Twenty-two years ago he was elected the first Labour member on the Hoyland Urban District Council, and six years later he was elected a member of the West Riding County Council. He was a member of the Executive of the Yorkshire Miners Association and a member of the Minimum Wage Board. He claimed to be the one who first suggested it, and it came about through Mr Gillis and another man having only five shillings each to draw for six days’ work one week before Christmas. He was appointed to the Commission of the Peace for the West Riding in 1920, and was regular in attendance on the Bench at Barnsley.
He lost his seat in Parliament in the General Election of 1922, the late Mr W M Pringle defeating him. Mr Gillis was most entertaining in describing his experiences in Parliament, and one of his most cherished memories was the day when he had an audience with the Queen.
Since leaving Parliament he has been attached to the headquarters of the Yorkshire Miners’ Association at Barnsley and his work had largely to do with disputes. He was also a splendid organiser. Gifted with a rich fund of humour he was never at a loss for an apt phrase that would relieve an awkward situation. Although he was always insistent on getting the utmost of what he considered justice, for the men, there was no colliery owner or manager in Yorkshire who bore him the slightest ill-will.
He was a keen lover of sport and rarely missed a football match at Barnsley.
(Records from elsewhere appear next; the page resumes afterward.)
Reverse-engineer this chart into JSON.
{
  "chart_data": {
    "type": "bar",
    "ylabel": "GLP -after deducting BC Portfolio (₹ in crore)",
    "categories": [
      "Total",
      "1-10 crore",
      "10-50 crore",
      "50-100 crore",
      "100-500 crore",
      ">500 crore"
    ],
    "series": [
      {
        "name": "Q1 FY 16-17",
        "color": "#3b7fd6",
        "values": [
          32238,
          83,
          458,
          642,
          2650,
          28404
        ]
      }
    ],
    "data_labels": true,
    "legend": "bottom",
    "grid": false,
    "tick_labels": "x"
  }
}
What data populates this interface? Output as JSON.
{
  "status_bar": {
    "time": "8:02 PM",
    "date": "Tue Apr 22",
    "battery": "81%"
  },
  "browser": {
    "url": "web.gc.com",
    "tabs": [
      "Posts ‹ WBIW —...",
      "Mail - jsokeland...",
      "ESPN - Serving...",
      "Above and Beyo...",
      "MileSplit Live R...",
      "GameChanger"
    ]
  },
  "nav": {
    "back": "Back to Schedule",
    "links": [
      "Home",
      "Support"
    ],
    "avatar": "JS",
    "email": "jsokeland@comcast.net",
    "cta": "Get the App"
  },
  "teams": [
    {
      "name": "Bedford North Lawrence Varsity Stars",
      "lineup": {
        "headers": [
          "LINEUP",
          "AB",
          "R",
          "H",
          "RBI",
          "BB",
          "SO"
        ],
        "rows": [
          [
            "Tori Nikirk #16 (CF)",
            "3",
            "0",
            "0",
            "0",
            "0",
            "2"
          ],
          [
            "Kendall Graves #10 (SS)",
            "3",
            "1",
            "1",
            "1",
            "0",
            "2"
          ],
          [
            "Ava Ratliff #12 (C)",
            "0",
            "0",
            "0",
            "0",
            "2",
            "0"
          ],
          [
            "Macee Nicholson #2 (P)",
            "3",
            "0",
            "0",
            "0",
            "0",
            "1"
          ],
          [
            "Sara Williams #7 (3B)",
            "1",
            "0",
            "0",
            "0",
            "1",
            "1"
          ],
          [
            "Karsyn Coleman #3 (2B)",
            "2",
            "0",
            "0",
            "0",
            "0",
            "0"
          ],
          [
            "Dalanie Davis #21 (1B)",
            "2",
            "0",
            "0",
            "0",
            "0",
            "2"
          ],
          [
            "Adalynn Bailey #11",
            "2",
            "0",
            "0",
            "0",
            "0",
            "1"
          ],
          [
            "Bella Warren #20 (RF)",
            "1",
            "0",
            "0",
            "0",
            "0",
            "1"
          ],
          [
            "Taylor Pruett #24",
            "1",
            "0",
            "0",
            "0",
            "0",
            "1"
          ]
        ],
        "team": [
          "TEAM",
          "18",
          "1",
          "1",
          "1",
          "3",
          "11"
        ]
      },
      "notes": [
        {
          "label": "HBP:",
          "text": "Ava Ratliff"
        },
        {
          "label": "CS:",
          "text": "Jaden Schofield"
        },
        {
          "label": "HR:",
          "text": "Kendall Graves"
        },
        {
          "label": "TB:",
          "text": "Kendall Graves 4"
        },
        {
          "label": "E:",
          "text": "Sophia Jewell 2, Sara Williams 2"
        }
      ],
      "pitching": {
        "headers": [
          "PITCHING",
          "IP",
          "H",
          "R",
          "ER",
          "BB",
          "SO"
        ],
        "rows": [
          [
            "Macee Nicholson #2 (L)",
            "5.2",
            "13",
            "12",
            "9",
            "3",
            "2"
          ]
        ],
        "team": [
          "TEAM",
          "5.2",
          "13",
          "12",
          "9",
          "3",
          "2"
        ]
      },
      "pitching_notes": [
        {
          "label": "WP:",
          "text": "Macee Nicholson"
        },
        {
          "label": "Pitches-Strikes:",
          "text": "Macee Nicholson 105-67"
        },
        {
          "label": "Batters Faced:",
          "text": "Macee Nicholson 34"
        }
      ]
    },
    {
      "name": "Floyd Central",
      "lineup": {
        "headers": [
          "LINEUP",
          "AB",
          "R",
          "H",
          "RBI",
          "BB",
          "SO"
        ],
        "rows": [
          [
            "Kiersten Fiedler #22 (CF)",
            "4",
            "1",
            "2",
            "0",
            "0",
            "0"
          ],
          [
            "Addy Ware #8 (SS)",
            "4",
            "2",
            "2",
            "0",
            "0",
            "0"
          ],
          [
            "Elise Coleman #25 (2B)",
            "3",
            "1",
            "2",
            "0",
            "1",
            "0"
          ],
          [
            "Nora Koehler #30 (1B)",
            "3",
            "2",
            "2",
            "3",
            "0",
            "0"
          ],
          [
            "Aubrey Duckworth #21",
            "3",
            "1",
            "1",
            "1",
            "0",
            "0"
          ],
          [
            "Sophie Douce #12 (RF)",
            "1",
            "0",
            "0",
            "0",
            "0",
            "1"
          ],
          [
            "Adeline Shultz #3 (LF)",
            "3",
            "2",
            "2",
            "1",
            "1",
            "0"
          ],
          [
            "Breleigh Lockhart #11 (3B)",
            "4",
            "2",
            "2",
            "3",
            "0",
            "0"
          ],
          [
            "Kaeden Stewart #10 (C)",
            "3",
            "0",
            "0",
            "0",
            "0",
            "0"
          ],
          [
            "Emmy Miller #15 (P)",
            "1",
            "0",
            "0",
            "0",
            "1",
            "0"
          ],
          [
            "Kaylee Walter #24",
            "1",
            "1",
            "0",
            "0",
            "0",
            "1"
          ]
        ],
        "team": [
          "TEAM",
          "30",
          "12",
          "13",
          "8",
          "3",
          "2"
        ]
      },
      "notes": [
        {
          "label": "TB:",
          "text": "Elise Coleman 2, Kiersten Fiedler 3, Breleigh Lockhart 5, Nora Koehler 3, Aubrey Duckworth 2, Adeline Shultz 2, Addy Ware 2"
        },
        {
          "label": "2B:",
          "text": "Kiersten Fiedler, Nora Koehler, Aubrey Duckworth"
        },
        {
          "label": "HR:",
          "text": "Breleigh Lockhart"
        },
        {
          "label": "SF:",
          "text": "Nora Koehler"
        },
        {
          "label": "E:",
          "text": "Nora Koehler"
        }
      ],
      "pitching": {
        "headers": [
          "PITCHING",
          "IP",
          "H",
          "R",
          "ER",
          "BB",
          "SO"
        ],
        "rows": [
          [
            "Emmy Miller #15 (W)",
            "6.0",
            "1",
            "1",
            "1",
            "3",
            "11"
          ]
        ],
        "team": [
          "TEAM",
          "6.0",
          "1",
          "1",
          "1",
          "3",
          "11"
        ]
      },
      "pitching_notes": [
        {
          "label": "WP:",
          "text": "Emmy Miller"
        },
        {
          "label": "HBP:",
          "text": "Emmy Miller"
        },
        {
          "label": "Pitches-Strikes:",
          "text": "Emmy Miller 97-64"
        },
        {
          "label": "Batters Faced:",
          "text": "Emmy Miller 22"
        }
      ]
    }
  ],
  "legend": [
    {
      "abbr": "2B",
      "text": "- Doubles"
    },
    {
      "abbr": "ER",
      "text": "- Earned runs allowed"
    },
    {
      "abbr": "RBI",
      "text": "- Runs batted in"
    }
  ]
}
He was passionately fond of cricket and as vice-president of the Tankersley United CC his services were much valued. Very frequently he was with the team in their away matches.
Of late years he has been connected with the United Methodist Church, doing work as a local preacher and up to very recently he was a member of the choir. The interment takes place on Monday, and will be preceded by a service in the United Methodist Church.